While Broadway audiences clamor for Eugene O'Neill's Hughie, Washington DC audiences can get riled up over their own Huey -- Newton, that is, in A Huey P. Newton Story, opening at the Woolly Mammoth Theatre Company Nov. 10.
The solo show, written, directed and performed by Roger Guenveur Smith, illuminates the contradictions of a controversial figure who was idolized by his community and vilified in the mainstream media. Co-founder of the militant civil rights organization the Black Panthers, Huey Newton was hounded by the FBI and ultimately ruined by drugs.

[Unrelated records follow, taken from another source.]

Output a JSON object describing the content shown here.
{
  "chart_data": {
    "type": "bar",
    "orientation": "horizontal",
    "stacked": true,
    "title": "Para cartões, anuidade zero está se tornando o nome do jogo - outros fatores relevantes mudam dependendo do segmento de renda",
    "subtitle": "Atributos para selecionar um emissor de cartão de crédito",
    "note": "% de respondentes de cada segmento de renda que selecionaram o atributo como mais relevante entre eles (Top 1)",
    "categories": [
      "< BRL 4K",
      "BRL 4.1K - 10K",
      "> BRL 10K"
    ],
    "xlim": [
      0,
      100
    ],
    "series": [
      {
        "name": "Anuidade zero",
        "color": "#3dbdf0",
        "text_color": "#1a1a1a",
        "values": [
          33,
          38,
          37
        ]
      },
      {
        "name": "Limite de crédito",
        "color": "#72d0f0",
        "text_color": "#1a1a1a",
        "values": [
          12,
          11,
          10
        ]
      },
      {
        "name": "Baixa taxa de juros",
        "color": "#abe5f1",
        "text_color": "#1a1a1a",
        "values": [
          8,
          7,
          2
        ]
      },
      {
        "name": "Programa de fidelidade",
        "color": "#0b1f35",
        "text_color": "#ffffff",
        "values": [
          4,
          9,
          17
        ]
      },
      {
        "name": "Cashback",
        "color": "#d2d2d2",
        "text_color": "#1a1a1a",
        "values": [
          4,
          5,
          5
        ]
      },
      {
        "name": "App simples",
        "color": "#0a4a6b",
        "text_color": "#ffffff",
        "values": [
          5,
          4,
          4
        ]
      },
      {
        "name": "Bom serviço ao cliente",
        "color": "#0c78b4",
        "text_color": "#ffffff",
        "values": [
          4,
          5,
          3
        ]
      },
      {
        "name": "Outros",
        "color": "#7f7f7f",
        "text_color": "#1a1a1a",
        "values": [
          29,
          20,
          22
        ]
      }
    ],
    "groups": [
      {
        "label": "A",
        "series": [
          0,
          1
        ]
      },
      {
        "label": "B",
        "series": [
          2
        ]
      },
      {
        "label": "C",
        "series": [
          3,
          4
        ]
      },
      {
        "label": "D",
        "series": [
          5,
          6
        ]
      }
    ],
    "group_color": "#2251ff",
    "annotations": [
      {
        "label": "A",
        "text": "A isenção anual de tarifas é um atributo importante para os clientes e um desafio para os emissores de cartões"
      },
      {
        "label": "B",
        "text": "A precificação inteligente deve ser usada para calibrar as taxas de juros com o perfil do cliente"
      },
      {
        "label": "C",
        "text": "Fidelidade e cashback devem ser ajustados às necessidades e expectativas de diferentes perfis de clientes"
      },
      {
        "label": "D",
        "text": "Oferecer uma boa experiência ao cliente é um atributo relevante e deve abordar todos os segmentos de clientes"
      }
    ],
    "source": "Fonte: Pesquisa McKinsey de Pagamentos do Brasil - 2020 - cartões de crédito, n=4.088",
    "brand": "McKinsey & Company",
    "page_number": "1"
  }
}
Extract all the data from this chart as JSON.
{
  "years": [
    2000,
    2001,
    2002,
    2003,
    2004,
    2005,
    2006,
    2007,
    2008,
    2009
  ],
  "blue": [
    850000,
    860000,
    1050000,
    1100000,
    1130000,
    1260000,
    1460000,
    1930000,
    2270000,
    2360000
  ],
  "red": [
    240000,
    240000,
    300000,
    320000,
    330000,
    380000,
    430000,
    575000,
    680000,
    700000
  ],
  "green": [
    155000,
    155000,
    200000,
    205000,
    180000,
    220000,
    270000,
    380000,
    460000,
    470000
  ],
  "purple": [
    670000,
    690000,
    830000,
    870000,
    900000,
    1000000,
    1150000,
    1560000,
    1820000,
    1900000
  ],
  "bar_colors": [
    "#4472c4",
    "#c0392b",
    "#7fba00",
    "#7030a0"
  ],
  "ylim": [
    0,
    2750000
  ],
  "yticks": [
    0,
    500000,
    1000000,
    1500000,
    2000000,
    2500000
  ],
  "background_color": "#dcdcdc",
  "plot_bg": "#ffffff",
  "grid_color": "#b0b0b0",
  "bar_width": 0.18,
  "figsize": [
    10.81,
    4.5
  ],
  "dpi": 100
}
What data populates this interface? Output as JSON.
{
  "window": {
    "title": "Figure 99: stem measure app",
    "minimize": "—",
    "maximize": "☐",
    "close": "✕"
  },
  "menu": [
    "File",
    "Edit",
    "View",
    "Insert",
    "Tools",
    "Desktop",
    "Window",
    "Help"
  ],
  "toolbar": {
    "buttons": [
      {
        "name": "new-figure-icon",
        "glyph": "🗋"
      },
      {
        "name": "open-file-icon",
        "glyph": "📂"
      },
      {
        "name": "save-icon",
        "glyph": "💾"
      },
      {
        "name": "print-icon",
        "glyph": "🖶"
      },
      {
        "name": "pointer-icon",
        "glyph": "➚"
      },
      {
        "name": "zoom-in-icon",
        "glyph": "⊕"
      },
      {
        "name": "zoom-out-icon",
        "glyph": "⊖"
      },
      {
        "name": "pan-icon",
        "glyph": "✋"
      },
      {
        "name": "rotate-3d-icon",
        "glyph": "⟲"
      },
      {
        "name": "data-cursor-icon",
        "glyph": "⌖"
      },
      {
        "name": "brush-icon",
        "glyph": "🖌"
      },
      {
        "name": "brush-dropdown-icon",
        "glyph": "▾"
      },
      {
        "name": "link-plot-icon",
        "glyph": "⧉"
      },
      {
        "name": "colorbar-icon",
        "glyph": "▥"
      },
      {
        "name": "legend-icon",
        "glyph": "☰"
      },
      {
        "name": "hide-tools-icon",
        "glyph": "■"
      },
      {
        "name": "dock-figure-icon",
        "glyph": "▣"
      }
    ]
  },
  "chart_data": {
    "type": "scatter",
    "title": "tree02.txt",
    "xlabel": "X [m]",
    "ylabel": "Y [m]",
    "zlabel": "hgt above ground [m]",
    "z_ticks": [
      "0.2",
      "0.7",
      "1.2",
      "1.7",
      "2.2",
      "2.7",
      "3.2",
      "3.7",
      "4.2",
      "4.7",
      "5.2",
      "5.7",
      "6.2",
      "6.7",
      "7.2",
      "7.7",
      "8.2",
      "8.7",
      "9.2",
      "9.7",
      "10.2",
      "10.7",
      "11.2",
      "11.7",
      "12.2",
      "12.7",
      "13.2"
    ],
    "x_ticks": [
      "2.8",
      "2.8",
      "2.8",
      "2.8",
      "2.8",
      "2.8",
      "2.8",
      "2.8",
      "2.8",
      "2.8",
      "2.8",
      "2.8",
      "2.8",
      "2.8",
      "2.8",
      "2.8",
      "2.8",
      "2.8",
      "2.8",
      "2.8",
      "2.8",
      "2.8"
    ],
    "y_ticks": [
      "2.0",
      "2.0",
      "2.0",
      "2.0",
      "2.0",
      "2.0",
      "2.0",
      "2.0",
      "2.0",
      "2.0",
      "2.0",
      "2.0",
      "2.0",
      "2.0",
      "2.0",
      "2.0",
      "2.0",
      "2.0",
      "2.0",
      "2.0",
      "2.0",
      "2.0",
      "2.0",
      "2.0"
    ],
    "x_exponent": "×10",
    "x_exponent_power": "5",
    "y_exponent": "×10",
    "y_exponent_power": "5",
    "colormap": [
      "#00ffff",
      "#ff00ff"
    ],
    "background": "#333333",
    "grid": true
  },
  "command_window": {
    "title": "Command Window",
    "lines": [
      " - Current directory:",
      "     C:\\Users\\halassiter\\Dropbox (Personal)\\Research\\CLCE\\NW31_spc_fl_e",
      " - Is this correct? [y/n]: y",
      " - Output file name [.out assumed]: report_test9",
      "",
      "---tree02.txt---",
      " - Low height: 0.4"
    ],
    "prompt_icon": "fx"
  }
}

He was murdered by a crack dealer in 1989 -- memorialized so succinctly in the Public Enemy song decrying black-on-black violence, "Welcome To The Terrordome."
Smith researched his play using Newton's autobiography, "Revolutionary Suicide" and other sources. "[It's] the most riveting, provocative show I have ever seen," Woolly Mammoth artistic director Howard Shalwitz said of the monodrama. "It is a ferociously driven piece that reminds us of the deep passions running beneath race relations in America."
Previous Roger Guenveur Smith solos were Frederick Douglass Now and Christopher Columbus 1992. With Mark Broyard he created the award-winning Inside The Creole Mafia. Running to Dec. 1, A Huey P. Newton Story features a live original "soundscape" score by Marc Anthony Thompson, who records and performs with the group "Chocolate Genius."
A Huey P. Newton Story was first produced Oct. 1995 at San Francisco's Magic Theatre and then went on to Oakland, L.A., Atlanta, and the Actors Theatre of Louisville. The play is scheduled for New York's Public Theatre, Feb. 1997. Woolly Mammoth is dedicated to producing unconventional, highly-charged new plays and sponsoring community arts projects. This production is part of both their Singles Exposure series and the new Washington Performance Arts Society New Performance Series, which will present various poets and performance artists.